At 16, she got pregnant and was so ill-equipped for motherhood that she gave custody of her newborn daughter to the father.
“After that I was very brokenhearted,” Head said. “I became very numb.”
Head was suicidal, dirty and hungry when she turned to a friend for help. Her friend said “I know somebody who can help you.”
That was the night she met “Sir Charles.” He seemed well-dressed, considerate, nice.
He set her up in his house with seven other girls who welcomed her like the family she never had.

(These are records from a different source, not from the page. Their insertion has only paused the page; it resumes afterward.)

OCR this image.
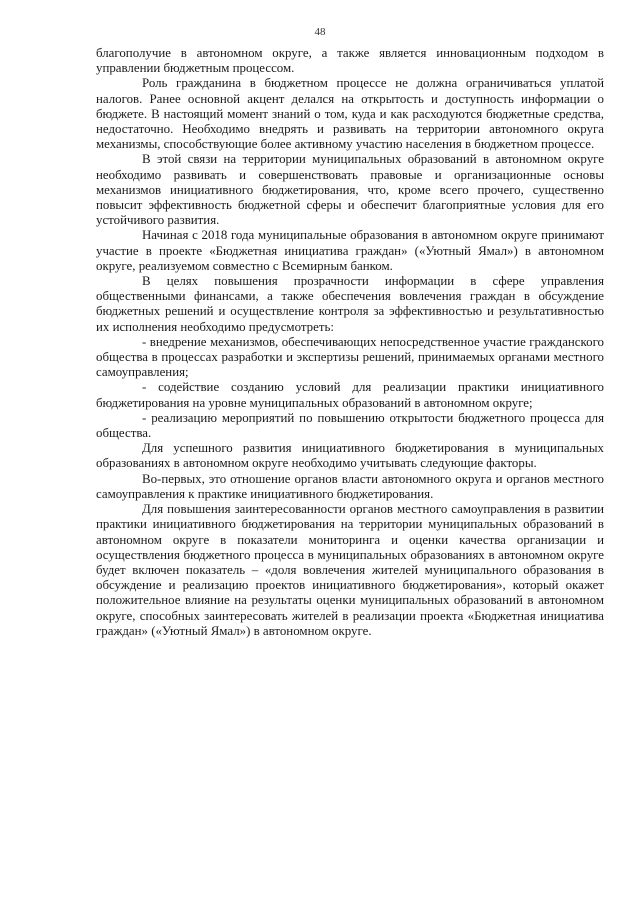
48

благополучие в автономном округе, а также является инновационным подходом в управлении бюджетным процессом.

Роль гражданина в бюджетном процессе не должна ограничиваться уплатой налогов. Ранее основной акцент делался на открытость и доступность информации о бюджете. В настоящий момент знаний о том, куда и как расходуются бюджетные средства, недостаточно. Необходимо внедрять и развивать на территории автономного округа механизмы, способствующие более активному участию населения в бюджетном процессе.

В этой связи на территории муниципальных образований в автономном округе необходимо развивать и совершенствовать правовые и организационные основы механизмов инициативного бюджетирования, что, кроме всего прочего, существенно повысит эффективность бюджетной сферы и обеспечит благоприятные условия для его устойчивого развития.

Начиная с 2018 года муниципальные образования в автономном округе принимают участие в проекте «Бюджетная инициатива граждан» («Уютный Ямал») в автономном округе, реализуемом совместно с Всемирным банком.

В целях повышения прозрачности информации в сфере управления общественными финансами, а также обеспечения вовлечения граждан в обсуждение бюджетных решений и осуществление контроля за эффективностью и результативностью их исполнения необходимо предусмотреть:

- внедрение механизмов, обеспечивающих непосредственное участие гражданского общества в процессах разработки и экспертизы решений, принимаемых органами местного самоуправления;

- содействие созданию условий для реализации практики инициативного бюджетирования на уровне муниципальных образований в автономном округе;

- реализацию мероприятий по повышению открытости бюджетного процесса для общества.

Для успешного развития инициативного бюджетирования в муниципальных образованиях в автономном округе необходимо учитывать следующие факторы.

Во-первых, это отношение органов власти автономного округа и органов местного самоуправления к практике инициативного бюджетирования.

Для повышения заинтересованности органов местного самоуправления в развитии практики инициативного бюджетирования на территории муниципальных образований в автономном округе в показатели мониторинга и оценки качества организации и осуществления бюджетного процесса в муниципальных образованиях в автономном округе будет включен показатель – «доля вовлечения жителей муниципального образования в обсуждение и реализацию проектов инициативного бюджетирования», который окажет положительное влияние на результаты оценки муниципальных образований в автономном округе, способных заинтересовать жителей в реализации проекта «Бюджетная инициатива граждан» («Уютный Ямал») в автономном округе.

He also told her that if she wanted to take care of herself, she needed to strip at a nightclub where several other of the girls worked. But that job lasted only three days before Sir Charles gave her a new task: prostitution.
He took her to Stewart Avenue (now Metropolitan Parkway) in downtown Atlanta and gave her a quota of $1,000 a night. If she didn’t comply, Sir Charles threatened to harm her daughter.
For the next six months, she wore high heels and skimpy outfits as she worked the corner of 14th Street and Crescent Avenue in Midtown, carefully following her pimp’s rules to avoid violent beatings.
During that period, Head said she was raped 15 to 20 times. Once, she was forced to jump from a car traveling 60 mph to escape from a john who tried to kidnap her.
“I saw a lot of girls getting in cars, and you never saw them again,” Head said. “I knew if I stayed on that track, I would die.”